I did come across a site, loosemonkeys.com that did have a lot of good real jobs listed. I actually found my current job there, so it worked out well.
There are so many new resources available for those on the job hunt today..thank you for the post! Volume One recently put out a special section on our local job market in Eau Claire, there are some other tips that might be helpful
check it out on their site here:http://tinyurl.com/luocga
Great info on using LinkedIn. Another tip that I would add is to be very careful when filling out your LinkedIn information. I interviewed a perfect candidate last year only to have him turned away by our HR department because of to many typos on his LinkedIn page.
Very nice article.
thanks.
Thank you for providing this helpful post. I’ve been looking for a job in the past couple of months and have not been successful. A friend of mine actually suggested that I sign up for LinkedIn and these tips would definitely help me.

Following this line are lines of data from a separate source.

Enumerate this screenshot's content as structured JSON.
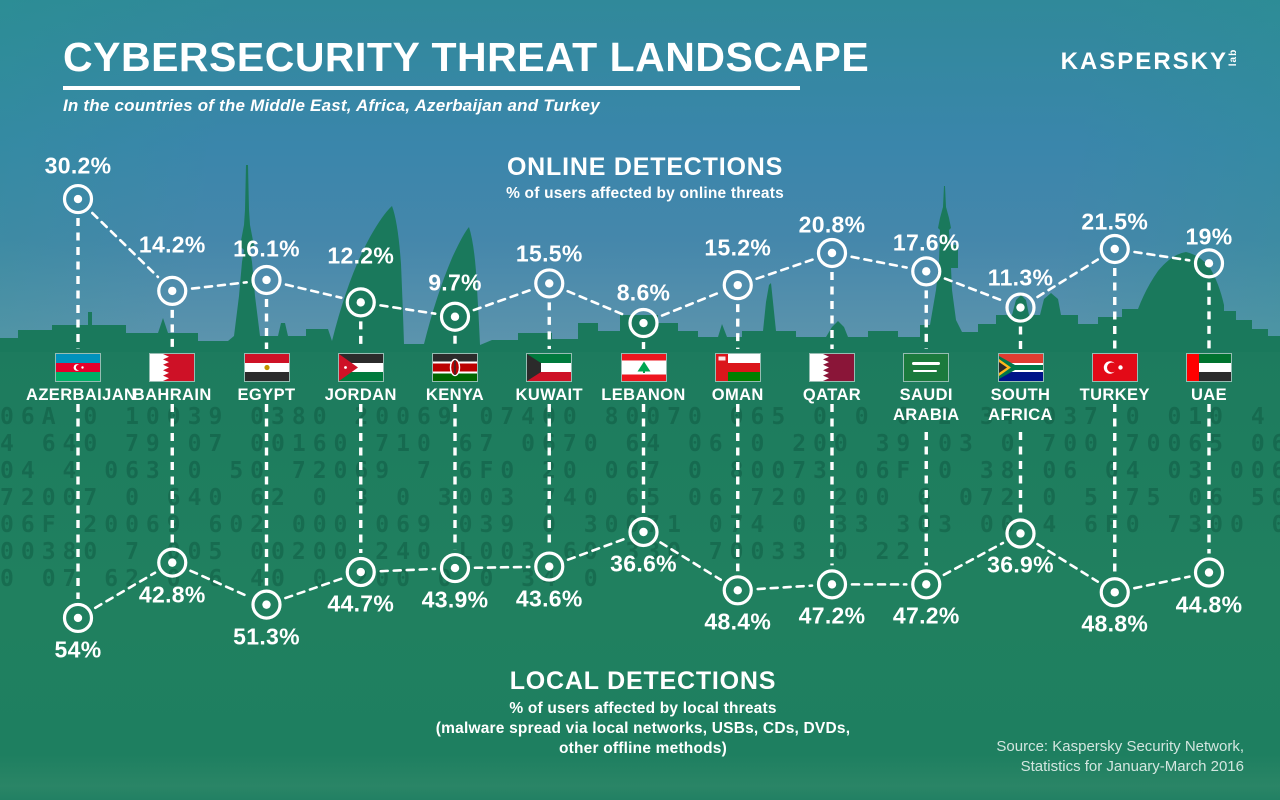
{
  "header": {
    "title": "CYBERSECURITY THREAT LANDSCAPE",
    "subtitle": "In the countries of the Middle East, Africa, Azerbaijan and Turkey",
    "logo_brand": "KASPERSKY",
    "logo_suffix": "lab"
  },
  "online_section": {
    "title": "ONLINE DETECTIONS",
    "subtitle": "% of users affected by online threats"
  },
  "local_section": {
    "title": "LOCAL DETECTIONS",
    "subtitle_line1": "% of users affected by local threats",
    "subtitle_line2": "(malware spread via local networks, USBs, CDs, DVDs,",
    "subtitle_line3": "other offline methods)"
  },
  "source": {
    "line1": "Source: Kaspersky Security Network,",
    "line2": "Statistics for January-March 2016"
  },
  "colors": {
    "sky_top": "#30899a",
    "sky_horizon": "#5e95ad",
    "ground_green": "#1e7c60",
    "skyline_green": "#1a795c",
    "line_white": "#ffffff"
  },
  "chart_data": {
    "type": "line",
    "categories": [
      "AZERBAIJAN",
      "BAHRAIN",
      "EGYPT",
      "JORDAN",
      "KENYA",
      "KUWAIT",
      "LEBANON",
      "OMAN",
      "QATAR",
      "SAUDI ARABIA",
      "SOUTH AFRICA",
      "TURKEY",
      "UAE"
    ],
    "flags": [
      "azerbaijan",
      "bahrain",
      "egypt",
      "jordan",
      "kenya",
      "kuwait",
      "lebanon",
      "oman",
      "qatar",
      "saudi-arabia",
      "south-africa",
      "turkey",
      "uae"
    ],
    "series": [
      {
        "name": "ONLINE DETECTIONS",
        "unit": "% of users affected by online threats",
        "values": [
          30.2,
          14.2,
          16.1,
          12.2,
          9.7,
          15.5,
          8.6,
          15.2,
          20.8,
          17.6,
          11.3,
          21.5,
          19
        ],
        "labels": [
          "30.2%",
          "14.2%",
          "16.1%",
          "12.2%",
          "9.7%",
          "15.5%",
          "8.6%",
          "15.2%",
          "20.8%",
          "17.6%",
          "11.3%",
          "21.5%",
          "19%"
        ]
      },
      {
        "name": "LOCAL DETECTIONS",
        "unit": "% of users affected by local threats",
        "values": [
          54,
          42.8,
          51.3,
          44.7,
          43.9,
          43.6,
          36.6,
          48.4,
          47.2,
          47.2,
          36.9,
          48.8,
          44.8
        ],
        "labels": [
          "54%",
          "42.8%",
          "51.3%",
          "44.7%",
          "43.9%",
          "43.6%",
          "36.6%",
          "48.4%",
          "47.2%",
          "47.2%",
          "36.9%",
          "48.8%",
          "44.8%"
        ]
      }
    ],
    "style": "dashed white polyline with ring markers",
    "layout_hint": {
      "online_axis": "higher % plotted higher, above city skyline",
      "local_axis": "mirrored below: higher % plotted lower",
      "grid": false,
      "legend": false
    }
  },
  "background_code_rows": [
    "06A 0 10039 0380  20069 07400 80070 065 0 0 0 2 34 037 0 010    4    0 038 0",
    "4 640 79 07 00160 710 67 0670 64 06 0 200 39 03 0 700 70065 06A00 64 020 74 06 70",
    "04 4 063 0 50 72069 7 6F0 20 067 0 80073 06F 0 38 06 04 03 006706 6 0 1 065 0 2 06",
    "72007 0 640 62 0 3 0 3003 740 65 06 720 200 6 072 0 5 75 06 50 6 0 620 LL 6",
    "06F 20069 602 000 069 039 0 30071 074 0 33 303 00 4 6F0 7300 0 740 0300 23",
    "00380 7 005 00200 240   L003     60  330 70033 0   22",
    "0 07 62 0 6  40 0 200 0  0 34 0"
  ]
}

Thanks Dave, and thanks Liz for sharing this very valuable information on getting job using LinkedIn. Although it’s been posted a long time, yet the information remains very useful.
LinkedIn has grown so much since this was posted, and today it is one of the biggest networking platforms for job seekers as well as for hiring managers. So, it provides very good opportunity for people looking for job to get one. And the tips you have given will no doubt make it happen. Well done.
Thank you for your insight! I’ve been trying to find companies that suit my interests and my experience and those tips on how to network and how to work my way around Linkedin more effectively were really great. And hello, new Linkedin contact!
Sidenote: I adore Colorado, and I am horribly jealous!
Thanks Dave and Liz for sharing this. It’s very clear now that if you want a job, the best place to go is LinkedIn.